Last year, we reported on the criminal conviction of Wise Estates, Simon Low and Manlow Property Management for failing to abide by a planning enforcement notice.
All three defendants were in the dock over the same property, 9 Stonebridge Park in Brent, a small family home that had been converted into six micro-flats. Brent claimed that the defendants had converted these flats unlawfully, as they had not obtained planning permission. The defendants had previously claimed that they did not need permission as the property was an HMO, not a development of flats, a claim rejected by the Planning Inspectorate.
The defense from Manlow to the criminal charge of refusing to abide by the terms of a planning enforcement notice regarding the property, was that they were not in control of the home at the time, having sold their property portfolio to a social landlord, Omega Mears.

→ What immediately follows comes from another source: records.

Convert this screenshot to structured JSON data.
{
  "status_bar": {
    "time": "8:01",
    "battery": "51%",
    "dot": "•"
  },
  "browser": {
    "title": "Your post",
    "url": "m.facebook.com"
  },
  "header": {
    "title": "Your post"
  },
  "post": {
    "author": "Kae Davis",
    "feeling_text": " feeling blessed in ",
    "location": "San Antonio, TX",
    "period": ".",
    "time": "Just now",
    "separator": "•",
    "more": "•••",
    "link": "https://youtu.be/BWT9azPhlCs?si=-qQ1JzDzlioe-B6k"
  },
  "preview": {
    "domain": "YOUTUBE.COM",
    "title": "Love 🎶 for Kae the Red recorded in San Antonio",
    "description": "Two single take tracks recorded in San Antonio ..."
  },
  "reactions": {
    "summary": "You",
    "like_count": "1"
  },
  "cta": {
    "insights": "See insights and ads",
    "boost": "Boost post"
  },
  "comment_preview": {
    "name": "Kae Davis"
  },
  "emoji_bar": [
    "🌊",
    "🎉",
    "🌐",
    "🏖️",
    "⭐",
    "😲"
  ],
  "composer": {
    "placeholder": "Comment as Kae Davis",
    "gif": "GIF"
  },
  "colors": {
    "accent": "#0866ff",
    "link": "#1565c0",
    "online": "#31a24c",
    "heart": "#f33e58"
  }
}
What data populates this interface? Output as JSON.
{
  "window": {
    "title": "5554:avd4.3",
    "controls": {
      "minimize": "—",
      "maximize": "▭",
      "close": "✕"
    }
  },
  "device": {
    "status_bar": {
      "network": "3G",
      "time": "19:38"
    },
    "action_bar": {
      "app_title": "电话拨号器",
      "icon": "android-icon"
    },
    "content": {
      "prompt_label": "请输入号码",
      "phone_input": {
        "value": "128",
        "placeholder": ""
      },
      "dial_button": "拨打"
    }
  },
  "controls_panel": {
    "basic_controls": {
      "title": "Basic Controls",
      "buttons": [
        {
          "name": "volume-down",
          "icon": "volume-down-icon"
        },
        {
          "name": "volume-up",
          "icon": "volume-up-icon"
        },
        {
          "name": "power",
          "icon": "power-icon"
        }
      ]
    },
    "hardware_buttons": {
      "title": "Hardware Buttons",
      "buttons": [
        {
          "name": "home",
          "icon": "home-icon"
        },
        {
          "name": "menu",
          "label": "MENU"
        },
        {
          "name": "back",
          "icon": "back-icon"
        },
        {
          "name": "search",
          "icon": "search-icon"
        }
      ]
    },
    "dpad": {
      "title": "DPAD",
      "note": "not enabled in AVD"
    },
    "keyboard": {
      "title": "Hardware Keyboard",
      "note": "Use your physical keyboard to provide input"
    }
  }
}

At the Magistrates Court the only evidence of this was a letter in the defense bundle, and the District Judge did not see this as sufficient.
The defendants appealed to the Crown Court. They produced new evidence, an employee of Omega Housing Association who said that they were in control of the home at the relevant time. This got Simon Low and Manlow off the charge, but Wise Estates’ conviction remains and they are now subject to a proceeds of crime order.
The lawyer for the Low family and Wise Estates confirmed the position regarding the 9 Stonebridge Park case, but was not able to provide an on the record comment.
However, in a subsequent email complaining about my original reporting of the case, Pincus Mann, a director of Manlow Property Management said:
I understand for you it’s just a reported story, for me the story had the potential to ruin my businesses, but don’t path yourself on your shoulder yet, it actually didn’t, 👍.
I guess this means that Manlow is still in the business of cramming tiny flats into small homes and renting them out at extortionate rents to the homeless – which is a pity, because although Manlow and Mr Low may have got off this time, the case still established that the conversion of family homes into multiple tiny flats, a model called Lockdown, requires planning permission, and councils can refuse to grant permission for these developments if they choose. From Mr Mann’s response, it would seem that some councils are still not availing themselves of the powers they have to stop this practice.